You often hear the term big data when people talk about DL or AI. The reason for that is that complex models, such as DL models, need a lot of data to work well. Thus, DL models and big data often – but not always – go together. That said, you can analyze big data with any model you want, including simple GLM or similar such models.
While the term big data is a bit fuzzy, in general people mean any dataset that doesn’t easily fit into the memory of a regular computer (or cluster) and thus needs to be analyzed using special tools. Alternatively, data that is so big that doing analysis on it takes too long using standard tools (e.g. R on a regular computer) and instead requires special treatment. Of course this also depends on the type of analysis, not only the type of data. As computers keep getting faster and tools more flexible and integrated, the label big data is a moving target.
Generally, big data is stored somewhere in a database. SQL type databases are most common. You then want to access that database in a form that allows you to perform your analysis. There are different ways of dealing with big data. Most methods are general and apply independent of the programming language you use. This article describes a few general approaches and explains how they can be implemented in R. This webinar gives a bit more information and a nice description of the overall setup for big data. As you learn in that tutorial, R is often used together with other software to analyze big data. A tool that is often used for big data analysis is Spark. For R, there is the sparklyr package, which allows one to nicely interface with Spark.

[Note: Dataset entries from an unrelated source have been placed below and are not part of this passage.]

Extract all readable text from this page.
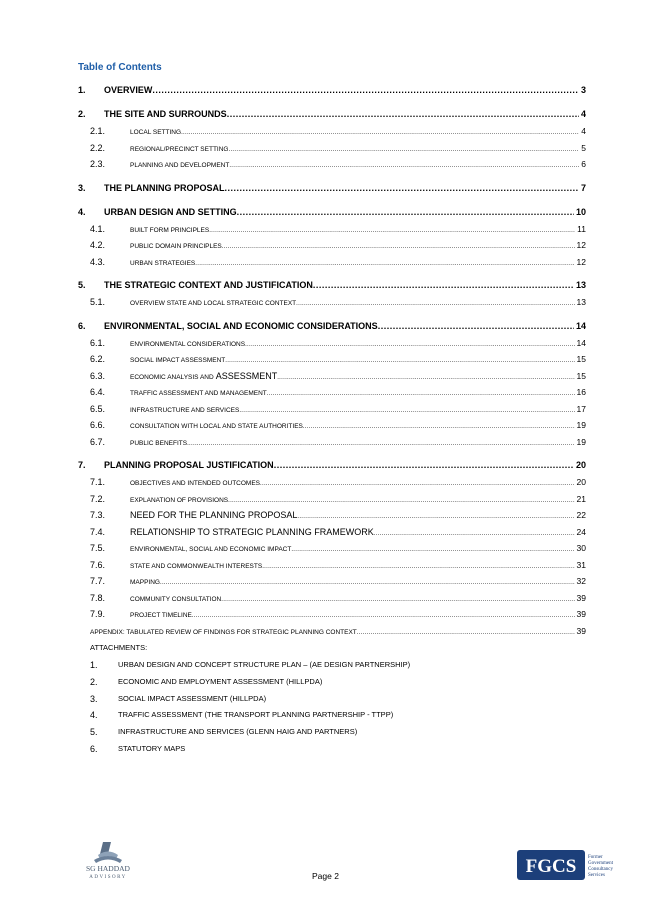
Table of Contents
1.	OVERVIEW .....	3
2.	THE SITE AND SURROUNDS .....	4
2.1.	LOCAL SETTING .....	4
2.2.	REGIONAL/PRECINCT SETTING .....	5
2.3.	PLANNING AND DEVELOPMENT .....	6
3.	THE PLANNING PROPOSAL .....	7
4.	URBAN DESIGN AND SETTING .....	10
4.1.	BUILT FORM PRINCIPLES .....	11
4.2.	PUBLIC DOMAIN PRINCIPLES .....	12
4.3.	URBAN STRATEGIES .....	12
5.	THE STRATEGIC CONTEXT AND JUSTIFICATION .....	13
5.1.	OVERVIEW STATE AND LOCAL STRATEGIC CONTEXT .....	13
6.	ENVIRONMENTAL, SOCIAL AND ECONOMIC CONSIDERATIONS .....	14
6.1.	ENVIRONMENTAL CONSIDERATIONS .....	14
6.2.	SOCIAL IMPACT ASSESSMENT .....	15
6.3.	ECONOMIC ANALYSIS AND ASSESSMENT .....	15
6.4.	TRAFFIC ASSESSMENT AND MANAGEMENT .....	16
6.5.	INFRASTRUCTURE AND SERVICES .....	17
6.6.	CONSULTATION WITH LOCAL AND STATE AUTHORITIES .....	19
6.7.	PUBLIC BENEFITS .....	19
7.	PLANNING PROPOSAL JUSTIFICATION .....	20
7.1.	OBJECTIVES AND INTENDED OUTCOMES .....	20
7.2.	EXPLANATION OF PROVISIONS .....	21
7.3.	NEED FOR THE PLANNING PROPOSAL .....	22
7.4.	RELATIONSHIP TO STRATEGIC PLANNING FRAMEWORK .....	24
7.5.	ENVIRONMENTAL, SOCIAL AND ECONOMIC IMPACT .....	30
7.6.	STATE AND COMMONWEALTH INTERESTS .....	31
7.7.	MAPPING .....	32
7.8.	COMMUNITY CONSULTATION .....	39
7.9.	PROJECT TIMELINE .....	39
APPENDIX: TABULATED REVIEW OF FINDINGS FOR STRATEGIC PLANNING CONTEXT .....	39
ATTACHMENTS:
1.	URBAN DESIGN AND CONCEPT STRUCTURE PLAN – (AE DESIGN PARTNERSHIP)
2.	ECONOMIC AND EMPLOYMENT ASSESSMENT (HILLPDA)
3.	SOCIAL IMPACT ASSESSMENT (HILLPDA)
4.	TRAFFIC ASSESSMENT (THE TRANSPORT PLANNING PARTNERSHIP - TTPP)
5.	INFRASTRUCTURE AND SERVICES (GLENN HAIG AND PARTNERS)
6.	STATUTORY MAPS
SG HADDAD
ADVISORY	Page 2	FGCS Former
Government
Consultancy
Services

In general, when you work with big data, you will have to carefully look at the data, the type of database it is stored, and the analysis goals. Based on that, you should use a stack of tools that allows analysis. The Databases task view gives a good overview of different R packages for specific types of databases. You will use R for your analysis, and R will then interface with other software. This interface is usually fairly seamless.
As you do DL/AI or use big data, you might exceed what your desktop can do in a reasonable amount of time. The tips described above (e.g. using a GPU for DL or sampling to reduce data size) often help. But at times, you need more powerful computing. Fortunately, this is increasingly available for cheap. You can often access academic computing resources, such as UGA’s Georgia Advanced Computing Resources Center (GACRC) and use them for free. Commercial services also exist, such as Amazon Web Services (AWS) which allow you to tap into a vast amount of computing power. Of course, for AWS and similar services, you need to pay. At times, you might get a discount as a student/academic. You can find good information on such services online, for instance on the GACRC website.
For some additional/complementary material, here are materials from a recent workshop by Phil Bowsher that also describes doing deep learning in R.
If you are interested in some general information on AI, NN and related topics, a really good (but non-free) book is Artificial Intelligence: A Guide for Thinking Humans.